You are viewing a plain text version of this content. The canonical link for it is here.
Posted to dev@subversion.apache.org by Stefan Sperling <st...@elego.de> on 2017/05/09 09:38:51 UTC

Re: Progress on SHA-1 fixes in patch releases?

On Tue, Apr 18, 2017 at 12:54:20AM +0000, Daniel Shahaf wrote:
> % svnadmin load r2 < dump 
> <<< Started new transaction, based on original revision 1
>      * editing path : shattered-1.pdf ... done.
>      * editing path : shattered-2.pdf ...svnadmin: E200014: Checksum mismatch for '/shattered-2.pdf':
>    expected:  5bd9d8cabc46041579a311230539b8d1
>      actual:  ee4aa52b139d925f8d8884402b0a750c
> 
> zsh: exit 1     svnadmin load r2 < dump
> % 
> ]]]
> 
> That's with 1.9.5.  Is it fixed on trunk now?  I'm not sure whether
> r1785754 addresses that.

Yes, this is fixed on trunk :-)

<<< Started new transaction, based on original revision 3
     * editing path : trunk/shattered-1.pdf ... done.
svnadmin: warning: apr_err=SVN_ERR_FS_AMBIUGOUS_CHECKSUM_REP
svnadmin: warning: W160067: SHA1 of reps '-1 3 381130 422435 5bd9d8cabc46041579a311230539b8d1 38762cf7f55934b34d179ae6a4c80cadccbb7f0a 2-2/_5' and '-1 0 381130 
422435 5bd9d8cabc46041579a311230539b8d1 38762cf7f55934b34d179ae6a4c80cadccbb7f0a 2-2/_5' matches (38762cf7f55934b34d179ae6a4c80cadccbb7f0a) but contents differ
     * editing path : trunk/shattered-2.pdf ... done.
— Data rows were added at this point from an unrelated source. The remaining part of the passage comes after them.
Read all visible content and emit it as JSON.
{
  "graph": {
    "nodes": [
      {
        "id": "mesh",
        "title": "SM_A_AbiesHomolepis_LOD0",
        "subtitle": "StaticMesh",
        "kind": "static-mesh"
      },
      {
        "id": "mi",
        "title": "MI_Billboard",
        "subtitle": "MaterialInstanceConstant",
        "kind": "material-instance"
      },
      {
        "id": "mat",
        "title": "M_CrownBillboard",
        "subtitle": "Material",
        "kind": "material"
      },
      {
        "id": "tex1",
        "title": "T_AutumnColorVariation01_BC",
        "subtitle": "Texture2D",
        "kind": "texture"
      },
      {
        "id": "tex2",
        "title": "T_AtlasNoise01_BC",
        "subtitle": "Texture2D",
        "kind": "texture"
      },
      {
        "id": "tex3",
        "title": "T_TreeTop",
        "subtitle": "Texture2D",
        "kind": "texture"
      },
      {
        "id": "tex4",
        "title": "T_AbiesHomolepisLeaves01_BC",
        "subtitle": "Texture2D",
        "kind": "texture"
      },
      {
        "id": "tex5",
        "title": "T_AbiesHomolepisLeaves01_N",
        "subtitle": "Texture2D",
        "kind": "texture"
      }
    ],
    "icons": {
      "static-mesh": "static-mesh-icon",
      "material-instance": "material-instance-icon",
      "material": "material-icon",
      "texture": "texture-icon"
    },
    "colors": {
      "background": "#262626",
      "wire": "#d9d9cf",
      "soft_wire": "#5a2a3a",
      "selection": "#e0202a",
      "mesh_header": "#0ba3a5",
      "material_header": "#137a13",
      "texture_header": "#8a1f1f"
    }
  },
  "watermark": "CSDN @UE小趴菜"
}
------- Committed revision 3 >>>

Of course, the working copy and RA protocols are still broken.
Editing both files and attempting a commit results in an error:

Sending        shattered-1.pdf
Sending        shattered-2.pdf
Transmitting file data ..subversion/svn/commit-cmd.c:185,
subversion/libsvn_client/commit.c:992,
subversion/libsvn_client/commit.c:156: (apr_err=SVN_ERR_CHECKSUM_MISMATCH)
svn: E200014: Commit failed (details follow):
subversion/libsvn_client/commit.c:904,
subversion/libsvn_client/commit_util.c:1933,
subversion/libsvn_wc/adm_crawler.c:1105,
subversion/libsvn_repos/commit.c:585,
subversion/libsvn_fs/fs-loader.c:1595,
subversion/libsvn_fs_fs/tree.c:3060,
subversion/libsvn_subr/checksum.c:658: (apr_err=SVN_ERR_CHECKSUM_MISMATCH)
svn: E200014: Base checksum mismatch on '/trunk/shattered-2.pdf':
   expected:  ee4aa52b139d925f8d8884402b0a750c
     actual:  5bd9d8cabc46041579a311230539b8d1

I suppose that is acceptable for now. The repository's health has priority.

Re: [PATCH] reject SHA1 collisions (was: Re: Progress on SHA-1 fixes in patch releases?)

Posted by Stefan Sperling <st...@elego.de>.
On Tue, May 09, 2017 at 06:48:03PM +0200, Johan Corveleyn wrote:
> If needed, admins
> can (re-)enable rep-sharing for an existing repository (as long as a
> collision hasn't been committed yet), right?

Sure. However, any content committed while rep-sharing was
disabled will not be considered during collision detection.

Re: [PATCH] reject SHA1 collisions (was: Re: Progress on SHA-1 fixes in patch releases?)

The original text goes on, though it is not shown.